In a stroke of brilliance, Greig has also written a community choir into the play. In every performance, a different local group joins the players on-stage. Theatrically, these singers become the ghosts of the murdered choir members. They also form a kind of Greek chorus. Having been instructed not to read the play beforehand, they are both participants and witnesses. They speak for us and to us as the script deliberately—and, in a manner that’s also very Greek—struggles with issues of public concern.

Claire sees a therapist. She interviews The Boy’s father. Is The Boy a sociopath? Did he feel that his masculinity was under threat? What was his childhood like? What, exactly, was his relationship to the racist, right-wing political group he joined?

And here’s where the liberalism comes in. Determined to make sense of the world through her compassion and empathy, Claire stays locked in a state of unacknowledged rage. “I’m not angry,” she tells her therapist. “I’m not angry!” she yells at Catriona.

In some ways, the script feels overly analytical. We hear some text about how chimps resolve conflict through violence for instance, while bonobos resolve conflict through sex, and then Claire imagines a sexual encounter with The Boy.

Still, I couldn’t take my eyes off The Events. The story is high-stakes. The mode of inquiry is intriguing.
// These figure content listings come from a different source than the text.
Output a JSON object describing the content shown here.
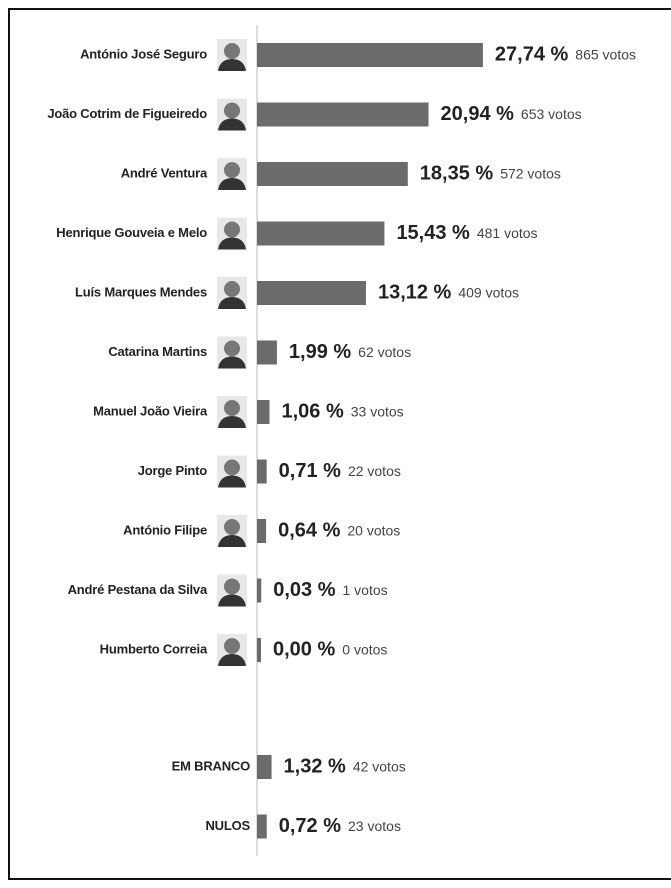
{
  "chart_data": [
    {
      "type": "hbar",
      "categories": [
        "António José Seguro",
        "João Cotrim de Figueiredo",
        "André Ventura",
        "Henrique Gouveia e Melo",
        "Luís Marques Mendes",
        "Catarina Martins",
        "Manuel João Vieira",
        "Jorge Pinto",
        "António Filipe",
        "André Pestana da Silva",
        "Humberto Correia"
      ],
      "values": [
        27.74,
        20.94,
        18.35,
        15.43,
        13.12,
        1.99,
        1.06,
        0.71,
        0.64,
        0.03,
        0.0
      ],
      "value_labels": [
        "27,74 %",
        "20,94 %",
        "18,35 %",
        "15,43 %",
        "13,12 %",
        "1,99 %",
        "1,06 %",
        "0,71 %",
        "0,64 %",
        "0,03 %",
        "0,00 %"
      ],
      "votes": [
        865,
        653,
        572,
        481,
        409,
        62,
        33,
        22,
        20,
        1,
        0
      ],
      "vote_labels": [
        "865 votos",
        "653 votos",
        "572 votos",
        "481 votos",
        "409 votos",
        "62 votos",
        "33 votos",
        "22 votos",
        "20 votos",
        "1 votos",
        "0 votos"
      ],
      "color": "#6b6b6b"
    },
    {
      "type": "hbar",
      "categories": [
        "EM BRANCO",
        "NULOS"
      ],
      "values": [
        1.32,
        0.72
      ],
      "value_labels": [
        "1,32 %",
        "0,72 %"
      ],
      "votes": [
        42,
        23
      ],
      "vote_labels": [
        "42 votos",
        "23 votos"
      ],
      "color": "#6b6b6b"
    }
  ]
}
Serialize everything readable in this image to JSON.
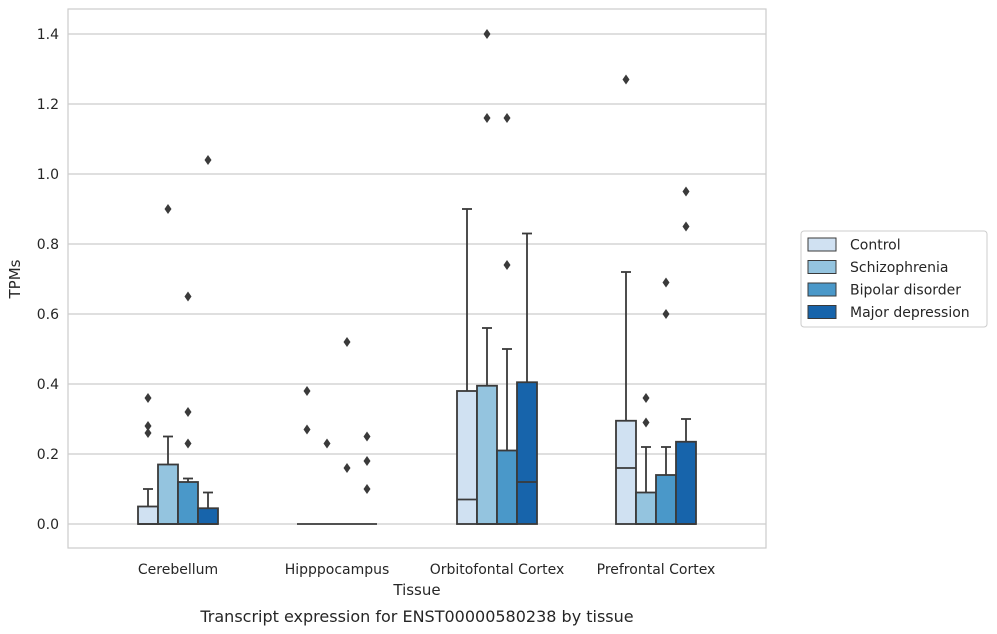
{
  "chart_data": {
    "type": "box",
    "caption": "Transcript expression for ENST00000580238 by tissue",
    "xlabel": "Tissue",
    "ylabel": "TPMs",
    "ylim": [
      -0.07,
      1.47
    ],
    "yticks": [
      "0.0",
      "0.2",
      "0.4",
      "0.6",
      "0.8",
      "1.0",
      "1.2",
      "1.4"
    ],
    "grid": true,
    "legend_position": "right",
    "categories": [
      "Cerebellum",
      "Hipppocampus",
      "Orbitofontal Cortex",
      "Prefrontal Cortex"
    ],
    "series": [
      {
        "name": "Control",
        "color": "#d0e1f2",
        "boxes": [
          {
            "q1": 0.0,
            "median": 0.0,
            "q3": 0.05,
            "whisker_low": 0.0,
            "whisker_high": 0.1,
            "outliers": [
              0.26,
              0.28,
              0.36
            ]
          },
          {
            "q1": 0.0,
            "median": 0.0,
            "q3": 0.0,
            "whisker_low": 0.0,
            "whisker_high": 0.0,
            "outliers": [
              0.27,
              0.38
            ]
          },
          {
            "q1": 0.0,
            "median": 0.07,
            "q3": 0.38,
            "whisker_low": 0.0,
            "whisker_high": 0.9,
            "outliers": []
          },
          {
            "q1": 0.0,
            "median": 0.16,
            "q3": 0.295,
            "whisker_low": 0.0,
            "whisker_high": 0.72,
            "outliers": [
              1.27
            ]
          }
        ]
      },
      {
        "name": "Schizophrenia",
        "color": "#94c4df",
        "boxes": [
          {
            "q1": 0.0,
            "median": 0.0,
            "q3": 0.17,
            "whisker_low": 0.0,
            "whisker_high": 0.25,
            "outliers": [
              0.9
            ]
          },
          {
            "q1": 0.0,
            "median": 0.0,
            "q3": 0.0,
            "whisker_low": 0.0,
            "whisker_high": 0.0,
            "outliers": [
              0.23
            ]
          },
          {
            "q1": 0.0,
            "median": 0.0,
            "q3": 0.395,
            "whisker_low": 0.0,
            "whisker_high": 0.56,
            "outliers": [
              1.16,
              1.4
            ]
          },
          {
            "q1": 0.0,
            "median": 0.0,
            "q3": 0.09,
            "whisker_low": 0.0,
            "whisker_high": 0.22,
            "outliers": [
              0.29,
              0.36
            ]
          }
        ]
      },
      {
        "name": "Bipolar disorder",
        "color": "#4a98c9",
        "boxes": [
          {
            "q1": 0.0,
            "median": 0.0,
            "q3": 0.12,
            "whisker_low": 0.0,
            "whisker_high": 0.13,
            "outliers": [
              0.23,
              0.32,
              0.65
            ]
          },
          {
            "q1": 0.0,
            "median": 0.0,
            "q3": 0.0,
            "whisker_low": 0.0,
            "whisker_high": 0.0,
            "outliers": [
              0.16,
              0.52
            ]
          },
          {
            "q1": 0.0,
            "median": 0.0,
            "q3": 0.21,
            "whisker_low": 0.0,
            "whisker_high": 0.5,
            "outliers": [
              0.74,
              1.16
            ]
          },
          {
            "q1": 0.0,
            "median": 0.0,
            "q3": 0.14,
            "whisker_low": 0.0,
            "whisker_high": 0.22,
            "outliers": [
              0.6,
              0.69
            ]
          }
        ]
      },
      {
        "name": "Major depression",
        "color": "#1764ab",
        "boxes": [
          {
            "q1": 0.0,
            "median": 0.0,
            "q3": 0.045,
            "whisker_low": 0.0,
            "whisker_high": 0.09,
            "outliers": [
              1.04
            ]
          },
          {
            "q1": 0.0,
            "median": 0.0,
            "q3": 0.0,
            "whisker_low": 0.0,
            "whisker_high": 0.0,
            "outliers": [
              0.1,
              0.18,
              0.25
            ]
          },
          {
            "q1": 0.0,
            "median": 0.12,
            "q3": 0.405,
            "whisker_low": 0.0,
            "whisker_high": 0.83,
            "outliers": []
          },
          {
            "q1": 0.0,
            "median": 0.0,
            "q3": 0.235,
            "whisker_low": 0.0,
            "whisker_high": 0.3,
            "outliers": [
              0.85,
              0.95
            ]
          }
        ]
      }
    ]
  }
}
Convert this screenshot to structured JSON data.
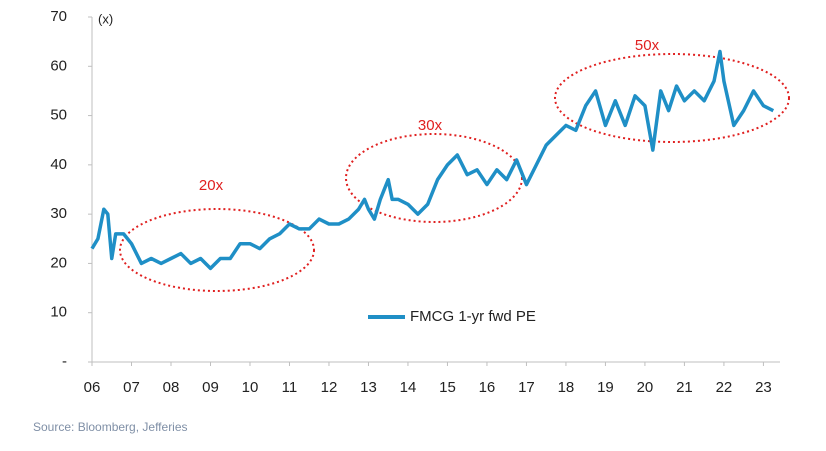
{
  "chart_data": {
    "type": "line",
    "y_label": "(x)",
    "source": "Source: Bloomberg, Jefferies",
    "annotations": [
      "20x",
      "30x",
      "50x"
    ],
    "xlim": [
      2006,
      2023.42
    ],
    "xticks": [
      {
        "value": 2006,
        "label": "06"
      },
      {
        "value": 2007,
        "label": "07"
      },
      {
        "value": 2008,
        "label": "08"
      },
      {
        "value": 2009,
        "label": "09"
      },
      {
        "value": 2010,
        "label": "10"
      },
      {
        "value": 2011,
        "label": "11"
      },
      {
        "value": 2012,
        "label": "12"
      },
      {
        "value": 2013,
        "label": "13"
      },
      {
        "value": 2014,
        "label": "14"
      },
      {
        "value": 2015,
        "label": "15"
      },
      {
        "value": 2016,
        "label": "16"
      },
      {
        "value": 2017,
        "label": "17"
      },
      {
        "value": 2018,
        "label": "18"
      },
      {
        "value": 2019,
        "label": "19"
      },
      {
        "value": 2020,
        "label": "20"
      },
      {
        "value": 2021,
        "label": "21"
      },
      {
        "value": 2022,
        "label": "22"
      },
      {
        "value": 2023,
        "label": "23"
      }
    ],
    "ylim": [
      0,
      70
    ],
    "yticks": [
      {
        "value": 0,
        "label": "-"
      },
      10,
      20,
      30,
      40,
      50,
      60,
      70
    ],
    "legend_position": "center",
    "series": [
      {
        "name": "FMCG 1-yr fwd PE",
        "color": "#1f8fc6",
        "x": [
          2006.0,
          2006.15,
          2006.3,
          2006.4,
          2006.5,
          2006.6,
          2006.8,
          2007.0,
          2007.25,
          2007.5,
          2007.75,
          2008.0,
          2008.25,
          2008.5,
          2008.75,
          2009.0,
          2009.25,
          2009.5,
          2009.75,
          2010.0,
          2010.25,
          2010.5,
          2010.75,
          2011.0,
          2011.25,
          2011.5,
          2011.75,
          2012.0,
          2012.25,
          2012.5,
          2012.75,
          2012.9,
          2013.0,
          2013.15,
          2013.3,
          2013.5,
          2013.6,
          2013.75,
          2014.0,
          2014.25,
          2014.5,
          2014.75,
          2015.0,
          2015.25,
          2015.5,
          2015.75,
          2016.0,
          2016.25,
          2016.5,
          2016.75,
          2017.0,
          2017.25,
          2017.5,
          2017.75,
          2018.0,
          2018.25,
          2018.5,
          2018.75,
          2019.0,
          2019.25,
          2019.5,
          2019.75,
          2020.0,
          2020.2,
          2020.4,
          2020.6,
          2020.8,
          2021.0,
          2021.25,
          2021.5,
          2021.75,
          2021.9,
          2022.0,
          2022.25,
          2022.5,
          2022.75,
          2023.0,
          2023.25
        ],
        "values": [
          23,
          25,
          31,
          30,
          21,
          26,
          26,
          24,
          20,
          21,
          20,
          21,
          22,
          20,
          21,
          19,
          21,
          21,
          24,
          24,
          23,
          25,
          26,
          28,
          27,
          27,
          29,
          28,
          28,
          29,
          31,
          33,
          31,
          29,
          33,
          37,
          33,
          33,
          32,
          30,
          32,
          37,
          40,
          42,
          38,
          39,
          36,
          39,
          37,
          41,
          36,
          40,
          44,
          46,
          48,
          47,
          52,
          55,
          48,
          53,
          48,
          54,
          52,
          43,
          55,
          51,
          56,
          53,
          55,
          53,
          57,
          63,
          57,
          48,
          51,
          55,
          52,
          51
        ]
      }
    ]
  }
}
And I was aware that I came into the evening with such a load of sorrow that I was on the verge of tears almost as soon as the play started.

The performances in this production are also strong. Physically, Ennenberg is impressively responsive. As The Boy imagines being a Viking high on hallucinogens going berserk or transforming into a fox, his animal familiar, it feels like the actor is inhabiting those experiences on a cellular level. Ennenberg inhabits more quotidian subtleties, too—when a schoolmate of The Boy’s laughs at Claire’s lack of understanding of what it means to be unpopular, for instance.

Luisa Jojic also commits fully to Claire.

That said, I wish that director Richard Wolfe had encouraged a more colloquial approach from both players. With a script that’s this intellectually self-conscious, it’s up to the performers to bring it home, to give us a sense of the impact of the events on a human scale. Under Wolfe’s direction, both Jojic and Ennenberg lean into intensity. There are downsides to that: it doesn’t leave Jojic enough room to build Claire’s mania, for instance.

I don’t want to overstate my case; I admire both performances. And the choir does an excellent job of grounding the event in everyday humanity. On opening night, a group called Lynn Valley Voices performed. They sang well. And they were simply themselves: ordinary, ragtag humans like the rest of us. There was something very moving about that. “This is us,” I thought as I looked at them. “This is us. And we can still sing together.”

THE EVENTS By David Greig. Compositions by John Browne. Directed by Richard Wolfe. A Pi production at the Russian Hall on Thursday, January 18. Continues until January 28 as part of the PuSh Festival.